After spending more than a year advocating for major resurfacing in the Valley Stream area, Nassau County legislator Carrié Solages, a Democrat from Lawrence, said he finally saw success in the village-wide project this past week. Carried out by the contractor Posillico, Inc.,the resurfacing project began on Friday, June 4 and was completed on Tuesday, June 15.
The resurfacing project addressed road conditions on Mill Road, as well as the mile-long stretch on North Central Avenue between Hendrickson Avenue and the Southern State Parkway. Work in the area included minor curbing, additional ADA-compliant concrete ramps, top decks for draining and repaving. Solages remarked that the work follows months of complaints by Valley Stream residents regarding concerns about safety and the quality of these roads.
“By resurfacing this heavily traveled stretch of North Central Avenue, Nassau County is demonstrating its commitment to meeting the needs of Valley Stream residents and making our roads safer and more accessible for pedestrians and motorists alike,” said Solages in a public statement. Solages also noted the significance of this project for the community as a whole.
“These roads are heavily used. Valley Stream is one of the most up and coming places for families to live, particularly Black families,” Solages said.
Solages’ legislative efforts were supported by Nassau County Executive Laura Curran and the leaders of Nassau County Department of Public Works. The recent completion of the resurfacing in Valley Stream is also part of the county’s capital plan for five major roadway resurfacing contracts which continued despite fiscal restraints caused by the coronavirus pandemic.
With coronavirus restrictions easing in Nassau County, traffic has upticked in recent weeks. Chuck Forte, vice president and paving division manager of Posillico, commented on the significance of the repaving in Valley Stream as part of the Nassau County paving project.
“There is a lot of paving going on right now in Nassau County so it all benefits the traveling public,” said Forte in an emailed statement. “The traffic has really increased post pandemic because I think more people are currently driving rather than taking the trains.
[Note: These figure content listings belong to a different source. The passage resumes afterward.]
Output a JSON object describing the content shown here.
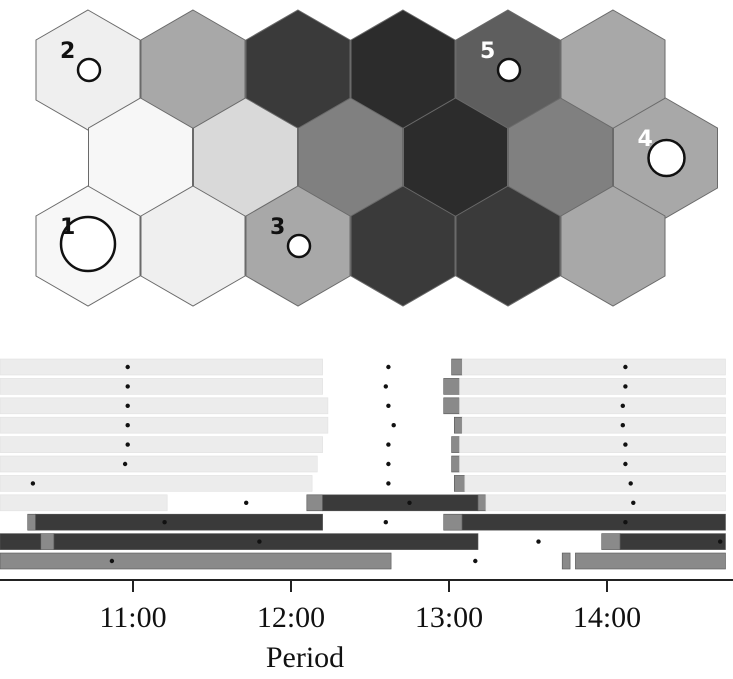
{
  "chart_data": [
    {
      "type": "heatmap",
      "layout": "hexagonal",
      "grid": {
        "rows": 3,
        "cols": 6
      },
      "colors": {
        "white": "#f7f7f7",
        "very_light": "#efefef",
        "light": "#d9d9d9",
        "mid_light": "#a8a8a8",
        "mid": "#808080",
        "dark_mid": "#5e5e5e",
        "dark": "#3a3a3a",
        "darkest": "#2c2c2c"
      },
      "cells": [
        {
          "row": 0,
          "col": 0,
          "shade": "very_light"
        },
        {
          "row": 0,
          "col": 1,
          "shade": "mid_light"
        },
        {
          "row": 0,
          "col": 2,
          "shade": "dark"
        },
        {
          "row": 0,
          "col": 3,
          "shade": "darkest"
        },
        {
          "row": 0,
          "col": 4,
          "shade": "dark_mid"
        },
        {
          "row": 0,
          "col": 5,
          "shade": "mid_light"
        },
        {
          "row": 1,
          "col": 0,
          "shade": "white"
        },
        {
          "row": 1,
          "col": 1,
          "shade": "light"
        },
        {
          "row": 1,
          "col": 2,
          "shade": "mid"
        },
        {
          "row": 1,
          "col": 3,
          "shade": "darkest"
        },
        {
          "row": 1,
          "col": 4,
          "shade": "mid"
        },
        {
          "row": 1,
          "col": 5,
          "shade": "mid_light"
        },
        {
          "row": 2,
          "col": 0,
          "shade": "white"
        },
        {
          "row": 2,
          "col": 1,
          "shade": "very_light"
        },
        {
          "row": 2,
          "col": 2,
          "shade": "mid_light"
        },
        {
          "row": 2,
          "col": 3,
          "shade": "dark"
        },
        {
          "row": 2,
          "col": 4,
          "shade": "dark"
        },
        {
          "row": 2,
          "col": 5,
          "shade": "mid_light"
        }
      ],
      "markers": [
        {
          "label": "1",
          "row": 2,
          "col": 0,
          "size": "large",
          "label_color": "#111111"
        },
        {
          "label": "2",
          "row": 0,
          "col": 0,
          "size": "small",
          "label_color": "#111111"
        },
        {
          "label": "3",
          "row": 2,
          "col": 2,
          "size": "small",
          "label_color": "#111111"
        },
        {
          "label": "4",
          "row": 1,
          "col": 5,
          "size": "medium",
          "label_color": "#ffffff"
        },
        {
          "label": "5",
          "row": 0,
          "col": 4,
          "size": "small",
          "label_color": "#ffffff"
        }
      ]
    },
    {
      "type": "bar",
      "orientation": "horizontal-timeline",
      "x_axis": {
        "ticks": [
          "11:00",
          "12:00",
          "13:00",
          "14:00"
        ],
        "range": [
          "10:20",
          "14:45"
        ],
        "title": "Period"
      },
      "colors": {
        "light": "#ececec",
        "mid": "#8a8a8a",
        "dark": "#3a3a3a",
        "gap_block": "#9a9a9a"
      },
      "rows": [
        {
          "segments": [
            {
              "start": "10:00",
              "end": "12:12",
              "shade": "light"
            },
            {
              "start": "13:01",
              "end": "13:05",
              "shade": "mid"
            },
            {
              "start": "13:05",
              "end": "14:45",
              "shade": "light"
            }
          ]
        },
        {
          "segments": [
            {
              "start": "10:00",
              "end": "12:12",
              "shade": "light"
            },
            {
              "start": "12:58",
              "end": "13:04",
              "shade": "mid"
            },
            {
              "start": "13:04",
              "end": "14:45",
              "shade": "light"
            }
          ]
        },
        {
          "segments": [
            {
              "start": "10:00",
              "end": "12:14",
              "shade": "light"
            },
            {
              "start": "12:58",
              "end": "13:04",
              "shade": "mid"
            },
            {
              "start": "13:04",
              "end": "14:45",
              "shade": "light"
            }
          ]
        },
        {
          "segments": [
            {
              "start": "10:00",
              "end": "12:14",
              "shade": "light"
            },
            {
              "start": "13:02",
              "end": "13:05",
              "shade": "mid"
            },
            {
              "start": "13:05",
              "end": "14:45",
              "shade": "light"
            }
          ]
        },
        {
          "segments": [
            {
              "start": "10:00",
              "end": "12:12",
              "shade": "light"
            },
            {
              "start": "13:01",
              "end": "13:04",
              "shade": "mid"
            },
            {
              "start": "13:04",
              "end": "14:45",
              "shade": "light"
            }
          ]
        },
        {
          "segments": [
            {
              "start": "10:00",
              "end": "12:10",
              "shade": "light"
            },
            {
              "start": "13:01",
              "end": "13:04",
              "shade": "mid"
            },
            {
              "start": "13:04",
              "end": "14:45",
              "shade": "light"
            }
          ]
        },
        {
          "segments": [
            {
              "start": "10:00",
              "end": "12:08",
              "shade": "light"
            },
            {
              "start": "13:02",
              "end": "13:06",
              "shade": "mid"
            },
            {
              "start": "13:06",
              "end": "14:45",
              "shade": "light"
            }
          ]
        },
        {
          "segments": [
            {
              "start": "10:00",
              "end": "11:13",
              "shade": "light"
            },
            {
              "start": "12:06",
              "end": "12:12",
              "shade": "mid"
            },
            {
              "start": "12:12",
              "end": "13:11",
              "shade": "dark"
            },
            {
              "start": "13:11",
              "end": "13:14",
              "shade": "mid"
            },
            {
              "start": "13:14",
              "end": "14:45",
              "shade": "light"
            }
          ]
        },
        {
          "segments": [
            {
              "start": "10:20",
              "end": "10:23",
              "shade": "mid"
            },
            {
              "start": "10:23",
              "end": "12:12",
              "shade": "dark"
            },
            {
              "start": "12:58",
              "end": "13:05",
              "shade": "mid"
            },
            {
              "start": "13:05",
              "end": "14:45",
              "shade": "dark"
            }
          ]
        },
        {
          "segments": [
            {
              "start": "10:00",
              "end": "10:25",
              "shade": "dark"
            },
            {
              "start": "10:25",
              "end": "10:30",
              "shade": "mid"
            },
            {
              "start": "10:30",
              "end": "13:11",
              "shade": "dark"
            },
            {
              "start": "13:58",
              "end": "14:05",
              "shade": "mid"
            },
            {
              "start": "14:05",
              "end": "14:45",
              "shade": "dark"
            }
          ]
        },
        {
          "segments": [
            {
              "start": "10:00",
              "end": "12:38",
              "shade": "mid"
            },
            {
              "start": "13:43",
              "end": "13:46",
              "shade": "mid"
            },
            {
              "start": "13:48",
              "end": "14:45",
              "shade": "mid"
            }
          ]
        }
      ],
      "dots": [
        {
          "row": 0,
          "times": [
            "10:58",
            "12:37",
            "14:07"
          ]
        },
        {
          "row": 1,
          "times": [
            "10:58",
            "12:36",
            "14:07"
          ]
        },
        {
          "row": 2,
          "times": [
            "10:58",
            "12:37",
            "14:06"
          ]
        },
        {
          "row": 3,
          "times": [
            "10:58",
            "12:39",
            "14:06"
          ]
        },
        {
          "row": 4,
          "times": [
            "10:58",
            "12:37",
            "14:07"
          ]
        },
        {
          "row": 5,
          "times": [
            "10:57",
            "12:37",
            "14:07"
          ]
        },
        {
          "row": 6,
          "times": [
            "10:22",
            "12:37",
            "14:09"
          ]
        },
        {
          "row": 7,
          "times": [
            "11:43",
            "12:45",
            "14:10"
          ]
        },
        {
          "row": 8,
          "times": [
            "11:12",
            "12:36",
            "14:07"
          ]
        },
        {
          "row": 9,
          "times": [
            "11:48",
            "13:34",
            "14:43"
          ]
        },
        {
          "row": 10,
          "times": [
            "10:52",
            "13:10"
          ]
        }
      ]
    }
  ]
}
So dealing with increased traffic is always an issue.”
Forte added that Posillico worked six days a week and 9-10 hour days to be able to complete the project in under two weeks.
The proximity of the Robert W. Carbonaro Elementary School to Mill Road and the location of the Masjid Hamza Mosque in North Valley Stream, however, presented some challenges for Solages. Given the elementary school is adjacent to the busy Mill Road, this prompted discussions of installing a red light camera due to the number of speeding incidents in this area.
Additionally, while the quick timeline of the resurfacing project has caused minimal disruption to the majority of residents, Solages acknowledged the potential impact of noise pollution to Friday services at Masjid Hamza.
“I don’t want the construction to hinder congregants of that Mosque so I am going to reach out to the contractor to observe the congregation,” Solages said. “A lot of people go to that Mosque, so my obligation is to uphold that community.”